* Euro regains footing, but ECB under pressure to boost stimulus
* Wall St climbs on expectations Fed to keep stimulus
* European shares inch up to new 5-year highs
* Oil rises to $106/bbl, lifted by Libya, product supply drop
NEW YORK, Nov 6 (Reuters) - Global equity markets rose on Wednesday on robust European economic data and talk the Federal Reserve will keep stimulus alive longer than expected, while the euro rose on speculation the European Central Bank won't cut interest rates this week. The euro hit session highs against the dollar and yen after a report from Market News International said an ECB rate cut was unlikely, despite a drop in euro zone inflation. Market News reported the ECB would avoid a rate cut on Thursday, citing two "Eurosystem" sources. The euro climbed to the session's peak of $1.3547 and was last at $1.3541, up 0.5 percent. Against the yen, the euro rose to session highs of 133.72, and was last at 133.61 yen, up 0.68 percent. German Bund futures erased gains on news of the Market News report. Bund futures were flat at 141.16, after earlier trading as high as 141.44. Wall Street opened higher, following gains in Europe, after John Williams, president of the San Francisco Federal Reserve Bank, said Tuesday the Fed should wait for stronger evidence of economic growth before paring its massive bond-buying program.

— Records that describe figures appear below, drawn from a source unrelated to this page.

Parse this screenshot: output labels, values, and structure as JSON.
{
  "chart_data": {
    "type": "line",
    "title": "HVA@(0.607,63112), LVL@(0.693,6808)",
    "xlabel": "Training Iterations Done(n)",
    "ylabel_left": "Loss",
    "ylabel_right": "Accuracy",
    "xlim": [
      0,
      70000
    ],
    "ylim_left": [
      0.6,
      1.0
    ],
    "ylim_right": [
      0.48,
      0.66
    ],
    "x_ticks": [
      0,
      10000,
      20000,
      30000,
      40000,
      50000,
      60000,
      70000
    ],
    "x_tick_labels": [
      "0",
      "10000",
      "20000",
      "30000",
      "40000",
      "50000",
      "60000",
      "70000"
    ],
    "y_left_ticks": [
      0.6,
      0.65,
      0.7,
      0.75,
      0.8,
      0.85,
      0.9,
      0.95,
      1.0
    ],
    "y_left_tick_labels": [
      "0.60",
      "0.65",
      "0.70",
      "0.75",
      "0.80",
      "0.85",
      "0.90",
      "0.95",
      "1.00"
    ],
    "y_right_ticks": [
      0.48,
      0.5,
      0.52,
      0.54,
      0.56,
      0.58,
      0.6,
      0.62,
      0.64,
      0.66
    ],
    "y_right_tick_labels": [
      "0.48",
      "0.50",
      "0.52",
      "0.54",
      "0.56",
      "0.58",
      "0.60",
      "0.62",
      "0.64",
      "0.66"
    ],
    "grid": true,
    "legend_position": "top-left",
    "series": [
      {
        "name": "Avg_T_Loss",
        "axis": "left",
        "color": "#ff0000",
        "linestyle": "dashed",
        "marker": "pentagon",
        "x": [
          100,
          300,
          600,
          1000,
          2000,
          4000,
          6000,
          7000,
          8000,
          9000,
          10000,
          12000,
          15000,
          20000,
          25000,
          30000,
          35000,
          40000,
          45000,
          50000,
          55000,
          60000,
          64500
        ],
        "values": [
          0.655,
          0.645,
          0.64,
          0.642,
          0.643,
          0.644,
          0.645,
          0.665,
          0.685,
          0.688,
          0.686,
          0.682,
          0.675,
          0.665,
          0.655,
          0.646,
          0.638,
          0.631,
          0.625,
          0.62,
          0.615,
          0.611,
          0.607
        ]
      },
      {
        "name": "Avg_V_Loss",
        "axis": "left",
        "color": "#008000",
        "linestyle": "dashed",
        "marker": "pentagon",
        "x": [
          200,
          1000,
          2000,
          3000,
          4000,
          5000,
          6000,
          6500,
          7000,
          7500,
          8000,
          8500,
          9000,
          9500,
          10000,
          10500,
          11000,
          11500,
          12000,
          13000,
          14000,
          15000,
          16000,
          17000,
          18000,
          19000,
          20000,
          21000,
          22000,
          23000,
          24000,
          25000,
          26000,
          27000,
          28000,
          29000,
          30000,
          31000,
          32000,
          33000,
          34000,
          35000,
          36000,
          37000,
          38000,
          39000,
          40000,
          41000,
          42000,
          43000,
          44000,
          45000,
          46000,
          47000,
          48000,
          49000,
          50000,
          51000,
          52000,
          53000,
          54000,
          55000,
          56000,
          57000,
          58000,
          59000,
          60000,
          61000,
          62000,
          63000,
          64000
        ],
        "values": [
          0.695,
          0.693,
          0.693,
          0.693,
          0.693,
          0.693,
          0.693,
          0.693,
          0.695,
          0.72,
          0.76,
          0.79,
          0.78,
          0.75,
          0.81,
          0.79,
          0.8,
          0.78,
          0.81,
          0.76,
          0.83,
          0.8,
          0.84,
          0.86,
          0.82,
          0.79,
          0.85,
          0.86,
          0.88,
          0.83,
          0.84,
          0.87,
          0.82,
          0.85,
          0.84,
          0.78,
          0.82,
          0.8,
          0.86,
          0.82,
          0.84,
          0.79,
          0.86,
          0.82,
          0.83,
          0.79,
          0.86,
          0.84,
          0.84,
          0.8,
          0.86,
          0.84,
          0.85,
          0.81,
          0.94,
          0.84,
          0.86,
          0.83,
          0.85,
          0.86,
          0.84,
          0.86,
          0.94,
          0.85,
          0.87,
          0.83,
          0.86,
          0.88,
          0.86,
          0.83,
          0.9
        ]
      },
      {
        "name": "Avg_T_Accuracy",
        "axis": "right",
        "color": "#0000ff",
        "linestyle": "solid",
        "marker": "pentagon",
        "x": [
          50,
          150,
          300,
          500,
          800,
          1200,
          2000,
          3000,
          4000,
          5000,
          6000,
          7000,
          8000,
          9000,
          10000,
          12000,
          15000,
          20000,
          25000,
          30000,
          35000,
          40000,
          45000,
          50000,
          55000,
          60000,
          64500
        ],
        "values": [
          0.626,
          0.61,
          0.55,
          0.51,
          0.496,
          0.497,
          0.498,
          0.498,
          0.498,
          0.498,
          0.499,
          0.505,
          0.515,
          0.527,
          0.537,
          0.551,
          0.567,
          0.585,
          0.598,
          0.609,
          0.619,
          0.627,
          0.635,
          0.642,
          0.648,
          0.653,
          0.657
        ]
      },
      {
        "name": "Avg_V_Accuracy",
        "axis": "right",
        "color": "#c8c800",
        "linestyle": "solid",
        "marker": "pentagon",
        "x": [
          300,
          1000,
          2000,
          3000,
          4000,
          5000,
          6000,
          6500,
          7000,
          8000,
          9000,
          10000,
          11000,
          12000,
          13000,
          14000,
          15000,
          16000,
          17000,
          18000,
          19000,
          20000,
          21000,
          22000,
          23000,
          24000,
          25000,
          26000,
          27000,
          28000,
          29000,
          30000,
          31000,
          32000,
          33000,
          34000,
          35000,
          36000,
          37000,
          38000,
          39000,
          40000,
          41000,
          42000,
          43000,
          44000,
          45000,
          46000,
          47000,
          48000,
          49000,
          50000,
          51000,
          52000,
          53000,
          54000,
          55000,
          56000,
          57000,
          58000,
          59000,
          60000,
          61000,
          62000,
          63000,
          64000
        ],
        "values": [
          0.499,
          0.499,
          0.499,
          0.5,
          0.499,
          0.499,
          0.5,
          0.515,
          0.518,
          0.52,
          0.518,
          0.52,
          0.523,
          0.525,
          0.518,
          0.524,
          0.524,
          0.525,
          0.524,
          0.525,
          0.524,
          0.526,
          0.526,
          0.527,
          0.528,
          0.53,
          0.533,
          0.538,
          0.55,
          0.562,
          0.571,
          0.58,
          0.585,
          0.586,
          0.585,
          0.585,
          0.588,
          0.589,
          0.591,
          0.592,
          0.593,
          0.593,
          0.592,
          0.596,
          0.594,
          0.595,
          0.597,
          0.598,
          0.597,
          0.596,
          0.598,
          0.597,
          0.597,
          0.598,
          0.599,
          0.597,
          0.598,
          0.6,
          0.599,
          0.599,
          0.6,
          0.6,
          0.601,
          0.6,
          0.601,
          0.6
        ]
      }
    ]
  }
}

Research papers by two top Fed economists that suggest the central bank has the scope for even more economic stimulus and for more relaxed thresholds on when to raise rates also helped lift shares. "There's a presumption the market is going to keep going up and it's a self-fulfilling prophecy," Brad McMillan, chief investment officer at Commonwealth Financial in Waltham, Massachusetts. "I think it's just sentiment. I don't think there's anything in particular driving it; this isn't a data-driven market as best I can tell," McMillan said. All three major U.S. stock indexes initially rose, near year highs, but the Nasdaq later retreated. The Dow Jones industrial average was up 89.94 points, or 0.58 percent, at 15,708.16. The Standard & Poor's 500 Index was up 5.37 points, or 0.30 percent, at 1,768.34. The Nasdaq Composite Index was down 6.70 points, or 0.17 percent, at 3,933.16. In Europe, the FTSEurofirst 300 of leading regional shares rose 0.34 percent to 1,296.00, after briefly touching 1,300 for the first-time since early June 2008. The euro zone's economy lost a little momentum last month, according to surveys that showed only modest growth in German and French businesses. But data from non-euro zone Britain impressed again and German industrial orders jumped underlining the uneven nature of the region's recovery. U.S. government debt traded mixed. The benchmark 10-year U.S. Treasury note was up 3/32 in price to yield 2.6494 percent, while the 30-year bond was down. Brent oil rose to $106 a barrel, supported by a fall in U.S. oil product inventories and worries about prolonged weakness in supply from Libya as the peak northern hemisphere winter heating season looms. Brent crude gained 77 cents to $106.10 a barrel, while U.S. oil rose $1.19 to $94.56 a barrel.